Vingt ans de vie côte à côte, de coude à coude charmant, malgré les mille difficultés de l’irascible existence littéraire, où les passions s’exaltent et s’exacerbent, avec une soudaineté d’autant plus aiguë que les manières de sentir sont plus fines et plus fiévreuses. Non, jamais je n’ai pensé devant vous une parole que je n’eusse osé dire, et la tendresse que je vous dédiai est demeurée intacte comme ces pierres brillantes et pures qui échappent aux morsures du temps.

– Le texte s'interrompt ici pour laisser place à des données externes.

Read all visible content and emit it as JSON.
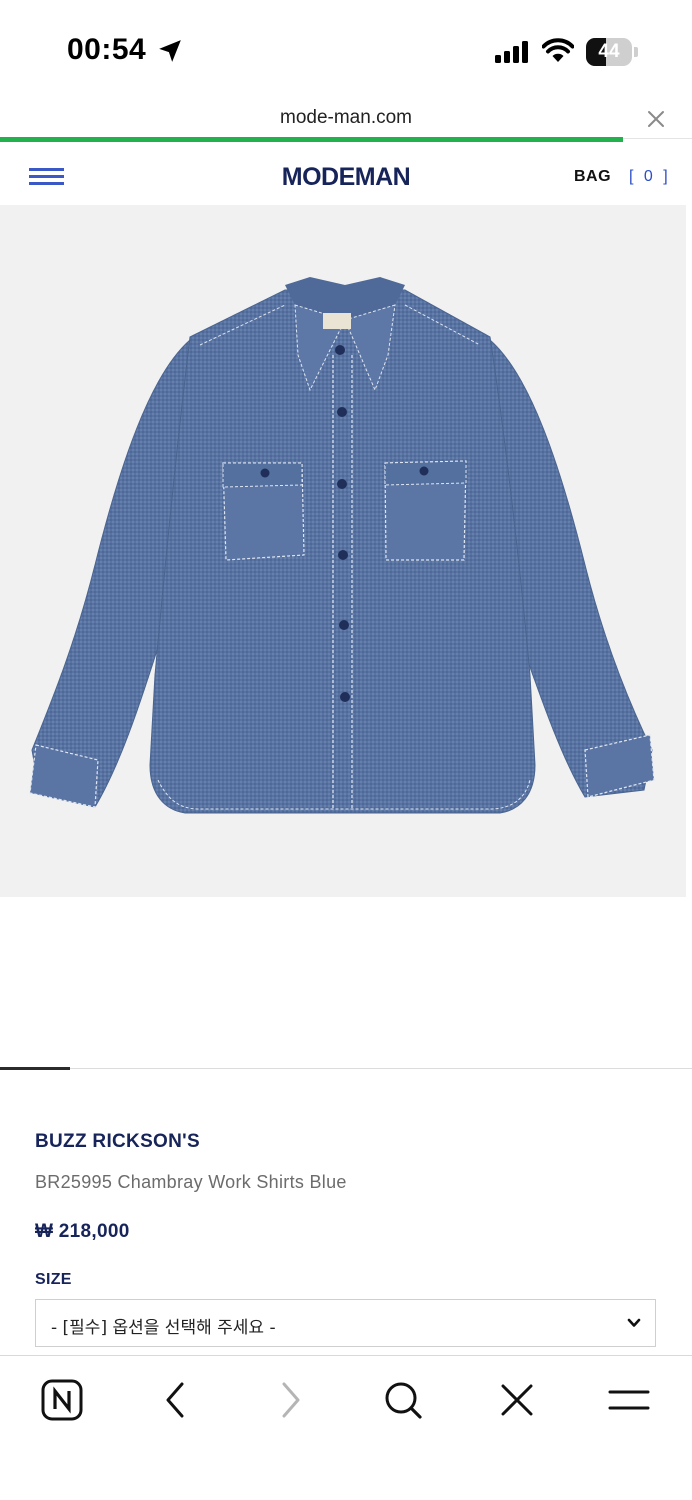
{
  "status_bar": {
    "time": "00:54",
    "battery_level": "44",
    "icons": [
      "location-arrow-icon",
      "cellular-signal-icon",
      "wifi-icon",
      "battery-icon"
    ]
  },
  "browser": {
    "url": "mode-man.com",
    "load_progress": 0.9,
    "toolbar_icons": [
      "naver-home-icon",
      "back-icon",
      "forward-icon",
      "search-icon",
      "close-icon",
      "menu-icon"
    ]
  },
  "header": {
    "logo": "MODEMAN",
    "bag_label": "BAG",
    "bag_count": "[ 0 ]"
  },
  "product": {
    "image_subject": "chambray work shirt",
    "brand": "BUZZ RICKSON'S",
    "name": "BR25995 Chambray Work Shirts Blue",
    "price": "₩ 218,000",
    "size_label": "SIZE",
    "size_select_value": "- [필수] 옵션을 선택해 주세요 -"
  },
  "colors": {
    "accent_blue": "#2c4fc7",
    "navy_text": "#17245a",
    "progress_green": "#22b14c",
    "image_bg": "#f1f1f1"
  }
}
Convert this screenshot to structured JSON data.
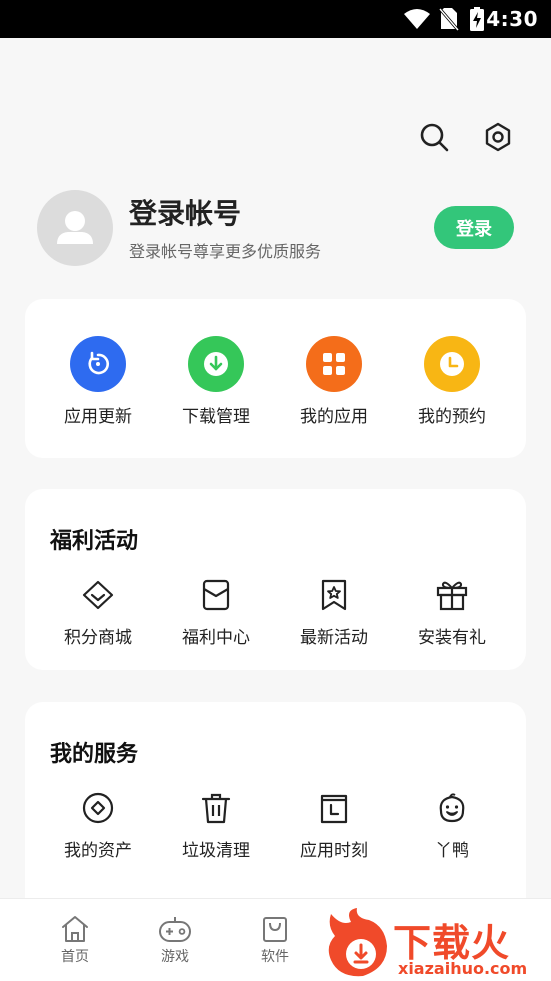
{
  "status_bar": {
    "time": "4:30"
  },
  "profile": {
    "title": "登录帐号",
    "subtitle": "登录帐号尊享更多优质服务",
    "login_label": "登录"
  },
  "quick_actions": [
    {
      "label": "应用更新",
      "icon": "refresh-icon",
      "color": "#2e6bf0"
    },
    {
      "label": "下载管理",
      "icon": "download-icon",
      "color": "#35c759"
    },
    {
      "label": "我的应用",
      "icon": "apps-grid-icon",
      "color": "#f46d1a"
    },
    {
      "label": "我的预约",
      "icon": "clock-icon",
      "color": "#f8b614"
    }
  ],
  "benefits": {
    "title": "福利活动",
    "items": [
      {
        "label": "积分商城",
        "icon": "diamond-icon"
      },
      {
        "label": "福利中心",
        "icon": "mail-box-icon"
      },
      {
        "label": "最新活动",
        "icon": "bookmark-star-icon"
      },
      {
        "label": "安装有礼",
        "icon": "gift-icon"
      }
    ]
  },
  "services": {
    "title": "我的服务",
    "items": [
      {
        "label": "我的资产",
        "icon": "coin-icon"
      },
      {
        "label": "垃圾清理",
        "icon": "trash-icon"
      },
      {
        "label": "应用时刻",
        "icon": "app-time-icon"
      },
      {
        "label": "丫鸭",
        "icon": "duck-icon"
      }
    ]
  },
  "bottom_nav": [
    {
      "label": "首页",
      "icon": "home-icon"
    },
    {
      "label": "游戏",
      "icon": "gamepad-icon"
    },
    {
      "label": "软件",
      "icon": "bag-icon"
    }
  ],
  "watermark": {
    "text": "下载火",
    "url": "xiazaihuo.com"
  }
}
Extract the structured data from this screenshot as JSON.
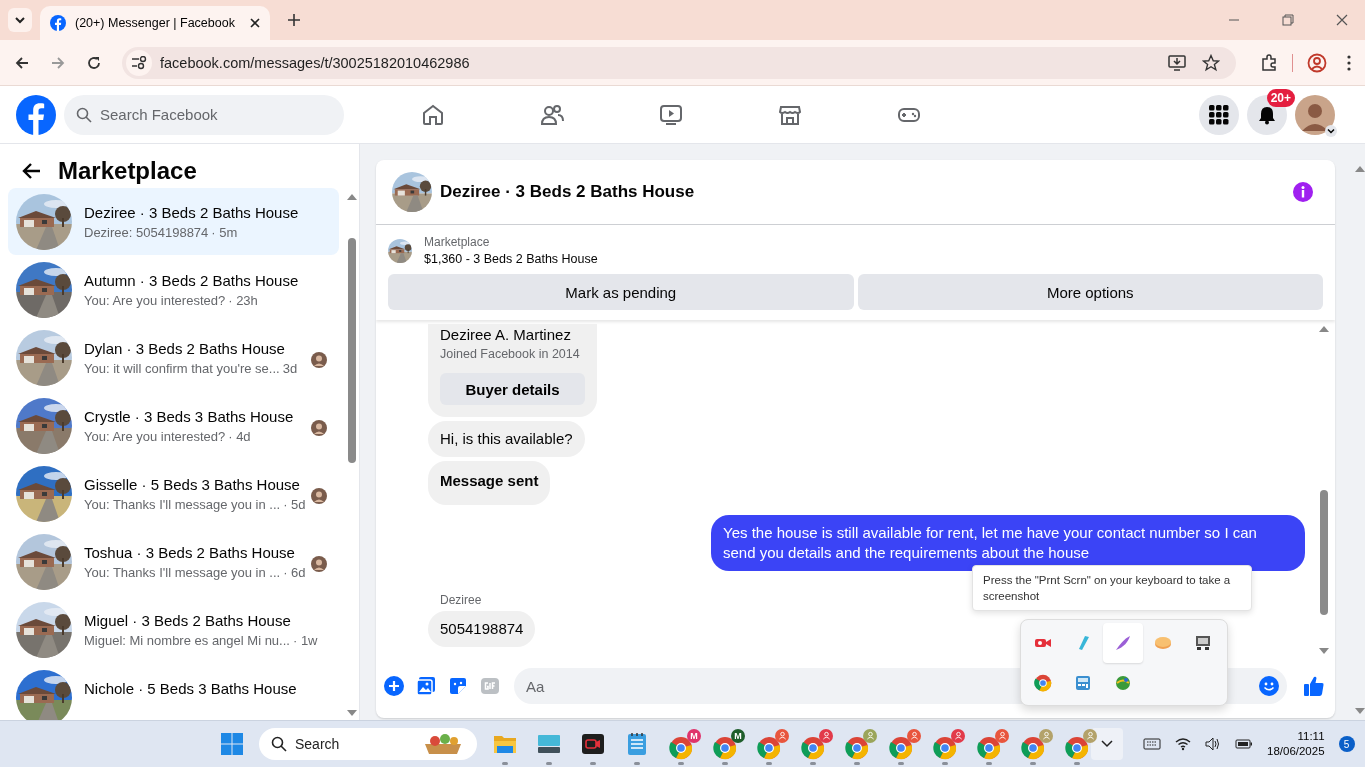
{
  "browser": {
    "tab_title": "(20+) Messenger | Facebook",
    "url": "facebook.com/messages/t/30025182010462986"
  },
  "topbar": {
    "search_placeholder": "Search Facebook",
    "nav": [
      {
        "kind": "home"
      },
      {
        "kind": "friends"
      },
      {
        "kind": "video"
      },
      {
        "kind": "marketplace"
      },
      {
        "kind": "gaming"
      }
    ],
    "notifications_badge": "20+"
  },
  "sidebar": {
    "title": "Marketplace",
    "conversations": [
      {
        "title": "Deziree · 3 Beds 2 Baths House",
        "preview": "Deziree: 5054198874",
        "time": "· 5m",
        "selected": true,
        "seen": false
      },
      {
        "title": "Autumn · 3 Beds 2 Baths House",
        "preview": "You: Are you interested?",
        "time": "· 23h",
        "selected": false,
        "seen": false
      },
      {
        "title": "Dylan · 3 Beds 2 Baths House",
        "preview": "You: it will confirm that you're se...",
        "time": "3d",
        "selected": false,
        "seen": true
      },
      {
        "title": "Crystle · 3 Beds 3 Baths House",
        "preview": "You: Are you interested?",
        "time": "· 4d",
        "selected": false,
        "seen": true
      },
      {
        "title": "Gisselle · 5 Beds 3 Baths House",
        "preview": "You: Thanks I'll message you in ...",
        "time": "· 5d",
        "selected": false,
        "seen": true
      },
      {
        "title": "Toshua · 3 Beds 2 Baths House",
        "preview": "You: Thanks I'll message you in ...",
        "time": "· 6d",
        "selected": false,
        "seen": true
      },
      {
        "title": "Miguel · 3 Beds 2 Baths House",
        "preview": "Miguel: Mi nombre es angel Mi nu...",
        "time": "· 1w",
        "selected": false,
        "seen": false
      },
      {
        "title": "Nichole · 5 Beds 3 Baths House",
        "selected": false,
        "seen": false
      }
    ]
  },
  "chat": {
    "title": "Deziree · 3 Beds 2 Baths House",
    "listing": {
      "label": "Marketplace",
      "summary": "$1,360 - 3 Beds 2 Baths House",
      "buttons": [
        "Mark as pending",
        "More options"
      ]
    },
    "messages": [
      {
        "kind": "profile_card",
        "name": "Deziree A. Martinez",
        "joined": "Joined Facebook in 2014",
        "button": "Buyer details"
      },
      {
        "kind": "incoming",
        "text": "Hi, is this available?"
      },
      {
        "kind": "notice",
        "text": "Message sent"
      },
      {
        "kind": "outgoing",
        "text": "Yes the house is still available for rent, let me have your contact number so I can send you details and the requirements about the house"
      },
      {
        "kind": "incoming",
        "sender": "Deziree",
        "text": "5054198874"
      }
    ],
    "composer_placeholder": "Aa"
  },
  "tooltip": "Press the \"Prnt Scrn\" on your keyboard to take a screenshot",
  "tray_popup": [
    {
      "kind": "recorder",
      "hovered": false
    },
    {
      "kind": "pen",
      "hovered": false
    },
    {
      "kind": "feather",
      "hovered": true
    },
    {
      "kind": "disc",
      "hovered": false
    },
    {
      "kind": "device",
      "hovered": false
    },
    {
      "kind": "chrome",
      "hovered": false
    },
    {
      "kind": "calculator",
      "hovered": false
    },
    {
      "kind": "globe",
      "hovered": false
    }
  ],
  "taskbar": {
    "search_placeholder": "Search",
    "apps": [
      {
        "kind": "explorer"
      },
      {
        "kind": "keyboard"
      },
      {
        "kind": "recorder"
      },
      {
        "kind": "notepad"
      },
      {
        "kind": "chrome",
        "badge": "M",
        "color": "#e0336b"
      },
      {
        "kind": "chrome",
        "badge": "M",
        "color": "#1f5e2c"
      },
      {
        "kind": "chrome",
        "color": "#e8553d"
      },
      {
        "kind": "chrome",
        "color": "#e23a4a"
      },
      {
        "kind": "chrome",
        "color": "#9aa55a"
      },
      {
        "kind": "chrome",
        "color": "#e8553d"
      },
      {
        "kind": "chrome",
        "color": "#e23a4a"
      },
      {
        "kind": "chrome",
        "color": "#e8553d"
      },
      {
        "kind": "chrome",
        "color": "#b3a26a"
      },
      {
        "kind": "chrome",
        "color": "#b3a26a"
      }
    ],
    "time": "11:11",
    "date": "18/06/2025",
    "notifications": "5"
  }
}
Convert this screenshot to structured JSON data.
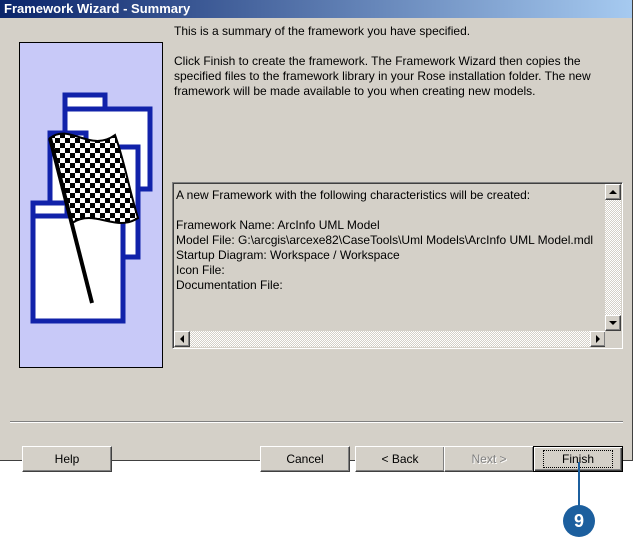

Vous me fûtes indulgent toujours et ce me fût aisé de vous rester fidèle. L’irritante susceptibilité, dont les ronces atteignent, étouffent et souvent tuent les pousses des plus vigoureuses sympathies, n’égratigna point le bouquet touffu de notre accord. Il existe entre nous je ne sais quel lien fraternel et filial dont la trame est faite de respect et de bienveillance.

Le premier article qui m’imposa au public, c’est vous qui le publiâtes dans L’Europe ; les premiers vers où je célébrais quelqu’un furent rimés en votre honneur, en cette belle fête de 1883, où toute la littérature jeune et hardie vous proclama le maître et le père. Nous sommes vraiment soudés l’un à l’autre par l’affection la plus tenace et la plus claire, et si la mort est telle qu’elle n’éteint pas toute la vie, certes pouvons-nous nous prévoir éternellement amis.

Au reste, si cet espoir de survivance n’est que leurre, nos livres, qui ne s’éteindront pas, témoigneront du moins par la flamme qu’ils projettent sur mainte dédicace que notre marche sur les routes du travail fut d’accord, et que nous nous sommes voués l’un à l’autre comme de francs et clairs compagnons.

(Dédicace au Bestiaire, l’un des cinquante volumes offerts à Camille Lemonnier le 8 mars 1903. L’Idée Libre, 15 mars 1903.)